In today's complex world, this sometimes obscures facts and leads us in the wrong directions.

For instance, we often make decisions about our government based on simple good or bad logic.

The algorithm for voting, for instance, is pretty simple: if A, then not B, where A is your party affiliation and B is the opposite party. In other words, we vote not based on issues, but party lines. It's simpler.

And we label people as liberals or conservatives, making it that much easier to agree with them or just write them off.

But the choices we need to make are so much more complex than this suggests. There are not just two mutually exclusive ideas for every issue. Instead there are gradations, nuances, shades and contradictions. But because of the way our political brains are wired, we miss out on them.

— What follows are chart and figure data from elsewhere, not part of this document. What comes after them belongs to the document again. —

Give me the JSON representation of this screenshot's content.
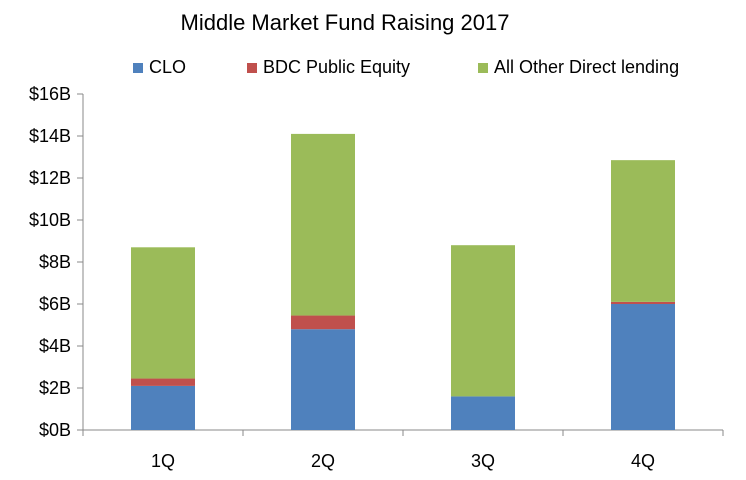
{
  "chart_data": {
    "type": "bar",
    "stacked": true,
    "title": "Middle Market Fund Raising 2017",
    "categories": [
      "1Q",
      "2Q",
      "3Q",
      "4Q"
    ],
    "series": [
      {
        "name": "CLO",
        "color": "#4F81BD",
        "values": [
          2.1,
          4.8,
          1.6,
          6.0
        ]
      },
      {
        "name": "BDC Public Equity",
        "color": "#C0504D",
        "values": [
          0.35,
          0.65,
          0.0,
          0.1
        ]
      },
      {
        "name": "All Other Direct lending",
        "color": "#9BBB59",
        "values": [
          6.25,
          8.65,
          7.2,
          6.75
        ]
      }
    ],
    "ylim": [
      0,
      16
    ],
    "yticks": [
      0,
      2,
      4,
      6,
      8,
      10,
      12,
      14,
      16
    ],
    "ytick_labels": [
      "$0B",
      "$2B",
      "$4B",
      "$6B",
      "$8B",
      "$10B",
      "$12B",
      "$14B",
      "$16B"
    ],
    "xlabel": "",
    "ylabel": "",
    "grid": false,
    "legend_position": "top"
  }
}
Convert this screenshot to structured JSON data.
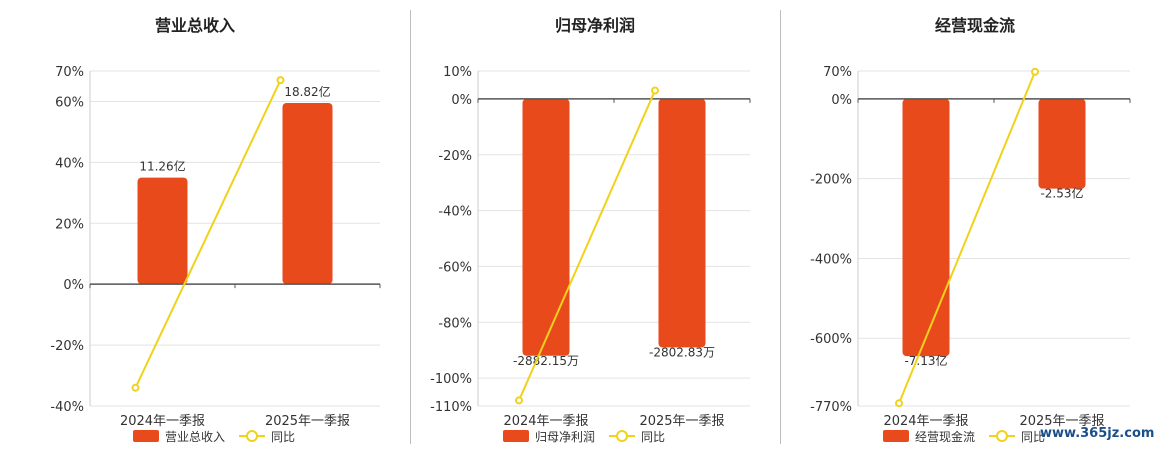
{
  "colors": {
    "bar": "#e84a1c",
    "line": "#f1d21a",
    "grid": "#e3e3e3",
    "axis": "#555555"
  },
  "watermark": "www.365jz.com",
  "chart_data": [
    {
      "type": "bar",
      "title": "营业总收入",
      "categories": [
        "2024年一季报",
        "2025年一季报"
      ],
      "y_ticks": [
        "70%",
        "60%",
        "40%",
        "20%",
        "0%",
        "-20%",
        "-40%"
      ],
      "ylim": [
        -40,
        70
      ],
      "series": [
        {
          "name": "营业总收入",
          "kind": "bar",
          "values": [
            35,
            59.5
          ],
          "labels": [
            "11.26亿",
            "18.82亿"
          ]
        },
        {
          "name": "同比",
          "kind": "line",
          "values": [
            -34,
            67
          ]
        }
      ],
      "legend": "bottom-center"
    },
    {
      "type": "bar",
      "title": "归母净利润",
      "categories": [
        "2024年一季报",
        "2025年一季报"
      ],
      "y_ticks": [
        "10%",
        "0%",
        "-20%",
        "-40%",
        "-60%",
        "-80%",
        "-100%",
        "-110%"
      ],
      "ylim": [
        -110,
        10
      ],
      "series": [
        {
          "name": "归母净利润",
          "kind": "bar",
          "values": [
            -92,
            -89
          ],
          "labels": [
            "-2882.15万",
            "-2802.83万"
          ]
        },
        {
          "name": "同比",
          "kind": "line",
          "values": [
            -108,
            3
          ]
        }
      ],
      "legend": "bottom-center"
    },
    {
      "type": "bar",
      "title": "经营现金流",
      "categories": [
        "2024年一季报",
        "2025年一季报"
      ],
      "y_ticks": [
        "70%",
        "0%",
        "-200%",
        "-400%",
        "-600%",
        "-770%"
      ],
      "ylim": [
        -770,
        70
      ],
      "series": [
        {
          "name": "经营现金流",
          "kind": "bar",
          "values": [
            -645,
            -225
          ],
          "labels": [
            "-7.13亿",
            "-2.53亿"
          ]
        },
        {
          "name": "同比",
          "kind": "line",
          "values": [
            -763,
            68
          ]
        }
      ],
      "legend": "bottom-center"
    }
  ]
}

We miss out on the fact that Bush's Social Security plan may be a good idea or that John Kerry had a right and responsibility as a Vietnam veteran to protest the war when he returned from duty.

Our binary thought isn't only limited to election season, though, it also informs our everyday perceptions of people: are they intelligent or unintelligent, athletic or unathletic, attractive or unattractive, moral or immoral? If the answer to each of these questions isn't right, we might not talk to or get to know the person.

In general, we don't obtain truths or realities from any of the aformentioned examples, but get a crude caricature of the way things appear to be; that Bush is evil or that using a Mac is more difficult than trying to do calculus homework in a mirror.

Instead, we need to exit out of these mindsets and get better-rounded perspectives on issues. Then, we won't have to wait in line to print.